FIG. 1 is a sectional view showing an embodiment of a streak tube having an image segmentation device in the tube according to the present invention. FIG. 2 is a perspective view showing the electrodes and the like of the streak tube. FIG. 3 is a waveform diagram for explaining the operation of the streak tube. FIG. 4 shows an image segmentation device 7 in the tube according to the present invention.

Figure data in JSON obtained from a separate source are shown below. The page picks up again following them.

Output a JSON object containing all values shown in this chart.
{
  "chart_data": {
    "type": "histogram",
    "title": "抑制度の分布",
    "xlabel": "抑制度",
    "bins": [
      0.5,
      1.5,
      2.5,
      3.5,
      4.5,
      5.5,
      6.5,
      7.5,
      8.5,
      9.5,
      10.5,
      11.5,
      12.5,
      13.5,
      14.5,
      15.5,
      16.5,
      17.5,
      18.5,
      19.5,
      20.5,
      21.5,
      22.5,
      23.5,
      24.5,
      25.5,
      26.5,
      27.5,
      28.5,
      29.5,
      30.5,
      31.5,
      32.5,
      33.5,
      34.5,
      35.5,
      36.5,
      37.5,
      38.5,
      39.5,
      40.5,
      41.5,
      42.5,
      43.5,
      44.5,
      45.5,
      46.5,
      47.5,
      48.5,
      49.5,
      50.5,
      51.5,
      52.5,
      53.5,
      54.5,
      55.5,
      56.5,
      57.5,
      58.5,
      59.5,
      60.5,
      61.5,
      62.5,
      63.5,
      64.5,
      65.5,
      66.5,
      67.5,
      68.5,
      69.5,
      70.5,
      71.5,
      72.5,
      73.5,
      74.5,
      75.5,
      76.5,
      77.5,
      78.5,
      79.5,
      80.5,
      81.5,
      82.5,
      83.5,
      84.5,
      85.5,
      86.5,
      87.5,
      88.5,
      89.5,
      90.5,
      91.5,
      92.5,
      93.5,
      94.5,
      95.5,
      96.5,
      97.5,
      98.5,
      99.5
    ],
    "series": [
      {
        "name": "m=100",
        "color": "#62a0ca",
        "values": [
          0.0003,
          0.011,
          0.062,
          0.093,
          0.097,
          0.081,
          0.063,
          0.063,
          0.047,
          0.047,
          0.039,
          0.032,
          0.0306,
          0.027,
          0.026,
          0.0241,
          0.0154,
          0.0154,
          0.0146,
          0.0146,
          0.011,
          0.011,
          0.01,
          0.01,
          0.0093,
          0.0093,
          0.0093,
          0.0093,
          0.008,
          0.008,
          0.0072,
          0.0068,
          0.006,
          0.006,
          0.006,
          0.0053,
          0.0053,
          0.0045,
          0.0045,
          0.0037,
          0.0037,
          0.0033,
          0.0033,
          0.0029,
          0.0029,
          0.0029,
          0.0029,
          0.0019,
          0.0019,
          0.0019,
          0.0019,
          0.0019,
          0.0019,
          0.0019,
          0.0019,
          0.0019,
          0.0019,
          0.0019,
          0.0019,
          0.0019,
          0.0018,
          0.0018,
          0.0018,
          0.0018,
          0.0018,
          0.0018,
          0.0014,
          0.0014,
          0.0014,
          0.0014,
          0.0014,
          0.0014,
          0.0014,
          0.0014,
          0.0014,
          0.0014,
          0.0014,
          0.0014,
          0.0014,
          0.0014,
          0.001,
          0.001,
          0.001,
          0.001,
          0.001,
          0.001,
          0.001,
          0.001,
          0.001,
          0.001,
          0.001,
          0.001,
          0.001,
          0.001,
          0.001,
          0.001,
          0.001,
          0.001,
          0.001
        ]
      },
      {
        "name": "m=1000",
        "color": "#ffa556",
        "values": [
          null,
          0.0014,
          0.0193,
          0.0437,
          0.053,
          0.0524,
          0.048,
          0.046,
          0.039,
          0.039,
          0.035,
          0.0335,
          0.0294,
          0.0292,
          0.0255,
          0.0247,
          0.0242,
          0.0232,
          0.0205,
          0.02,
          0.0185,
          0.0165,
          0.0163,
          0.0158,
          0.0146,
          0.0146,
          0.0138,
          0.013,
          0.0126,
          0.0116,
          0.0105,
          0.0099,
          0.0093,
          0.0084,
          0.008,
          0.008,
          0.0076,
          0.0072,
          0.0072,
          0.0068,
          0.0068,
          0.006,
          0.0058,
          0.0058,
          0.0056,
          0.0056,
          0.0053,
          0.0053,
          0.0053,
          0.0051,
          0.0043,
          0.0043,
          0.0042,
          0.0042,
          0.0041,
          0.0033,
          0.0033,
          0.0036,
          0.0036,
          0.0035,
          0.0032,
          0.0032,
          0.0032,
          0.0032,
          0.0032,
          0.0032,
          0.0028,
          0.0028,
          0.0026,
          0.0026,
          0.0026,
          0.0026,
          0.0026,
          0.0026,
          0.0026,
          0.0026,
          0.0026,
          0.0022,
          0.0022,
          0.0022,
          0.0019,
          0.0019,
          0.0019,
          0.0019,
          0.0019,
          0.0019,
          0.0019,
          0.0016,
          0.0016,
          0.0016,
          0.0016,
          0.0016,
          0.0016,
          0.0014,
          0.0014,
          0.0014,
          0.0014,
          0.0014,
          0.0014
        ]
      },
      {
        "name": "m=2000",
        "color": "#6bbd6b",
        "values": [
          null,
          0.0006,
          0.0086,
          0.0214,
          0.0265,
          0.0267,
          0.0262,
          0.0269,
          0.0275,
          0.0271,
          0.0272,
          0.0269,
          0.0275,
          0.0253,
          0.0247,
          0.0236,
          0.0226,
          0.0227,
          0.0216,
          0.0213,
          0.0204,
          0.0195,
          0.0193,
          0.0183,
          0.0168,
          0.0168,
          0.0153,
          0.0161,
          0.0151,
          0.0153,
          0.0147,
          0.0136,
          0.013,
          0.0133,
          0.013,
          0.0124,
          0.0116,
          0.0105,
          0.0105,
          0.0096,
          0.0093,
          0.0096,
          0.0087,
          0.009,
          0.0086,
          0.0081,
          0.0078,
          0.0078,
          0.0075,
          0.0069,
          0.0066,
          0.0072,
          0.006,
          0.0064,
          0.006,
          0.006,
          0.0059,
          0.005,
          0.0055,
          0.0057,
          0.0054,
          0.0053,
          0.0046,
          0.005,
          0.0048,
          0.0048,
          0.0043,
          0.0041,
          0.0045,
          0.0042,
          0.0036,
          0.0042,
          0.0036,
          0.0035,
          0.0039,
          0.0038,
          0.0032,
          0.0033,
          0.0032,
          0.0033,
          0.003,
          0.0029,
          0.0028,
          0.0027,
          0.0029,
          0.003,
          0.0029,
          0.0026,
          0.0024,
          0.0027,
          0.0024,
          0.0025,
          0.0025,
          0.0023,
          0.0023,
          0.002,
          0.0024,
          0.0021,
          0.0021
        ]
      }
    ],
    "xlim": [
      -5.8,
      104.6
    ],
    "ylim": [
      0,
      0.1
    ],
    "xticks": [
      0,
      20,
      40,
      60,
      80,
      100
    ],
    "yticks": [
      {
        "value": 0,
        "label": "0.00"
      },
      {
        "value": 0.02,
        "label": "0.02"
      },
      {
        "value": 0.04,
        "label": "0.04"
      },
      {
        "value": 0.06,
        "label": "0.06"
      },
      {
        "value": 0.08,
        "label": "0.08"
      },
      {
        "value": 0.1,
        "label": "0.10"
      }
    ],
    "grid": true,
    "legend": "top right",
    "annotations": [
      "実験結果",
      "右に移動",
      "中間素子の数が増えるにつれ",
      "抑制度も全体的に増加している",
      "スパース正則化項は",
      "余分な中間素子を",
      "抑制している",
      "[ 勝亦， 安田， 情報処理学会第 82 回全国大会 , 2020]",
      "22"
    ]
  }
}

FIG. 3 is a schematic diagram showing a first example of the use of a streak tube. FIG. 5 is a schematic diagram showing a second example of the use of a streak tube having an image cutting device inside the tube according to the present invention. FIG. 6 is a graph showing a streak image obtained in the second usage example. FIG. 7 is a schematic diagram showing an example of an image cutting device using a conventional streak tube. 1... Image source to be measured IA... Object to be observed 2... Lens 3... Streak tube 30 having an image cutting device inside the tube
1... Entrance window 302... Photocathode 303... Mesh electrode 304... Front focus electrode 305... Front aperture 306... Shift electrode 307... Collimator electrode 308... Slit 309... ... Streak focus electrode 310 ... Streak aperture 311 ... Deflection electrode 312 ... Fluorescent surface 4 ... Output optical system 5 ... Streak image reading television camera 6 ... A
/D converter 7...sweep signal voltage generator 8...shift voltage generator 9...bow/N frequency divider 10...laser light source 11...pinbot diode 12...amplifier 13... ...Data processing device 14...Output device

Claims (2)

[Claims] (1) In a streak tube comprising a photocathode, an accelerating mesh electrode, a focusing electrode, a deflection electrode, and a fluorescent surface in a vacuum-tight container, the preceding focusing system is disposed next to the mesh electrode of the streak tube. an electrode, a shift electrode that shifts electrons that have passed through the front-stage focusing system electrode in parallel to the deflection direction of the deflection electrode, a collimator electrode that makes the trajectory of the electrons shifted by the shift electrode parallel, and the collimator electrode. and a slit for cutting out a part of the electrons that have passed through the tube in a linear direction perpendicular to the deflection direction, and the image cutting device is arranged in the tube so that the electrons that have passed through the slit are focused and deflected. Streak tube with. (2) A streak tube having an image cutting device in the tube according to claim 1, wherein the pre-stage focusing system is an electrostatic focusing system or an electromagnetic focusing system.